Pelo exposto, não-configurada a
ilegalidade ou abusividade do ato judicial, denego a segurança, revogando,
pois, a liminar, de forma a restaurar os efeitos da decisão que determinou a
expedição de ofícios a cartório de registro de imóveis, com fim de bloquear a
venda de bem imóvel registrado em nome da impetrante. Custas, pela impetrante.
Sem condenação em honorários, nos termos da súmula n. 105 do Superior Tribunal
de Justiça.
O SR. DES. NEPOMUCENO SILVA:
Sr. Presidente.
O insitituto da despersonalização da
pessoa jurídica é excepcionalíssimo, exigindo para sua aplicação situações
especiais.
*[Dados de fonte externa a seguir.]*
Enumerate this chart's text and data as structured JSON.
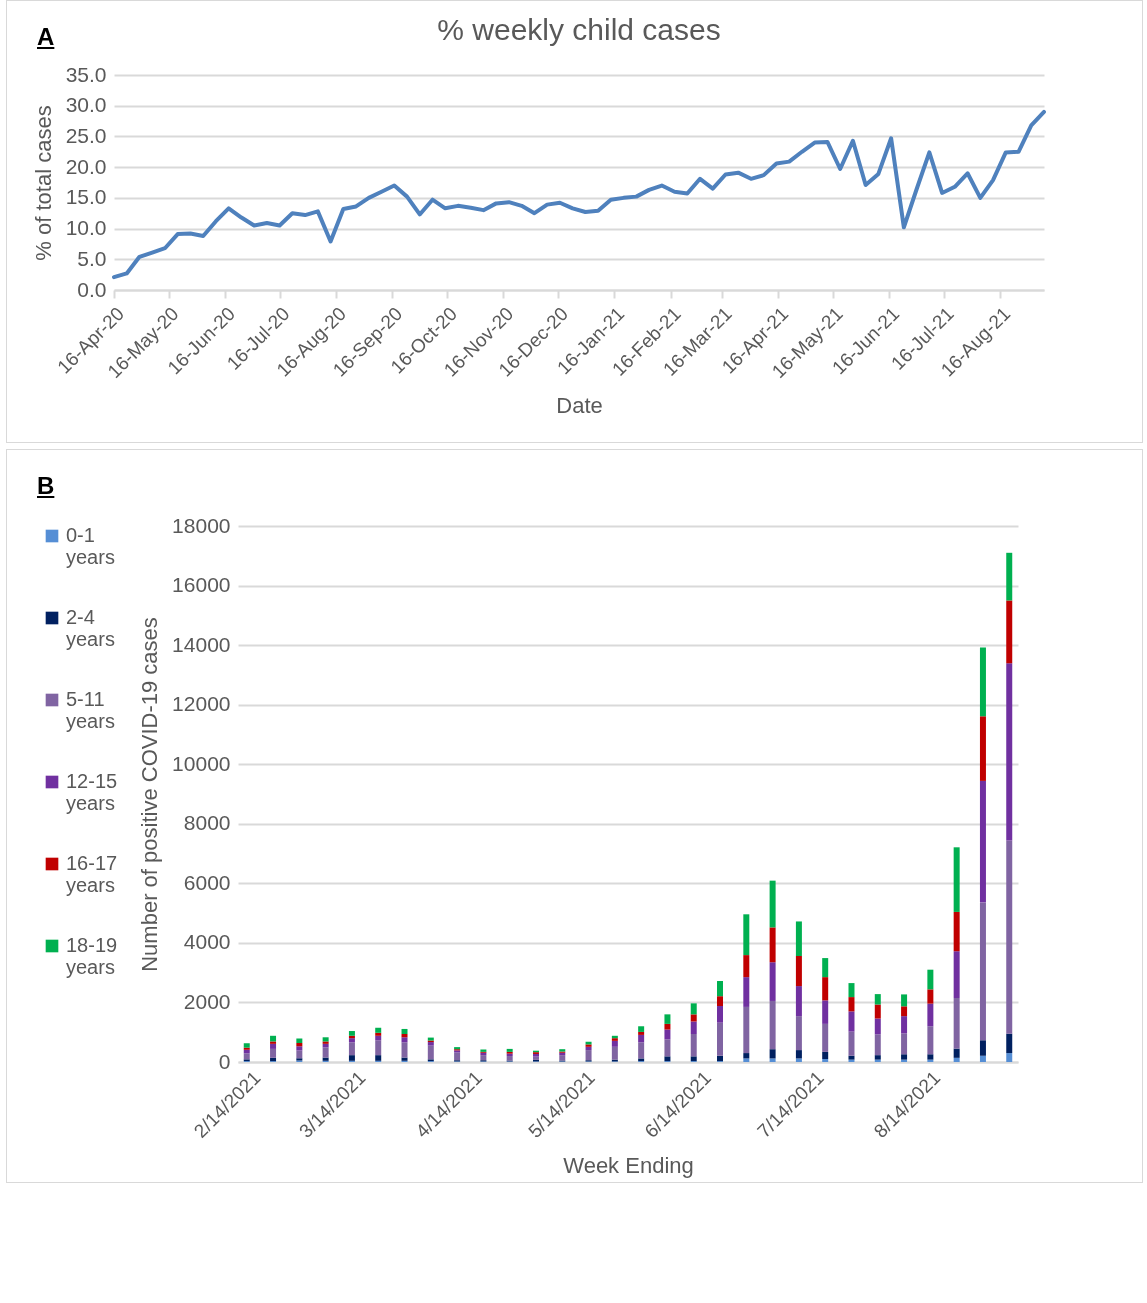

Esta é uma delas.
Quanto ao mais, também, estou como a
eminente Relatora, denegando a segurança.
O SR. DES. CLÁUDIO COSTA:
Sr. Presidente.
Tive o cuidado de examinar as peças
do mandado de segurança e não obstante seja avesso à paralisação da
despersonalização da pessoa jurídica, no caso concreto, tendo em vista o
disposto no art. 50 do Código Civil e o princípio da boa-fé, que hoje preside
todas as disposições contidas no aludido Código Civil, não tenho como deixar de
acompanhar a em. Relatora, porque vejo, no caso, caracterizado, no mínimo, um
desvio de finalidade ao se integralizar ao capital da sociedade o imóvel que
está sendo questionado nestes autos.
Acompanho, portanto, a em. Relatora e
denego a segurança.
O SR. DES. DORIVAL GUIMARÃES PEREIRA:
Também tive a oportunidade de
examinar as peças dos autos que me foram encaminhadas, fiz, evidentemente, um
exame até mesmo profundo das questões aventadas e entendi que, realmente, o ato
judicial atacado através desse remédio heróico, não contém nenhuma ilegalidade,
não se ensejando, pois, que se dê acolhimento à postulação nele contida, razão
pela qual acompanho a eminente Relatora, subscrevendo por inteiro os argumentos
contidos em seu voto, e, em conseqüência, denego a segurança.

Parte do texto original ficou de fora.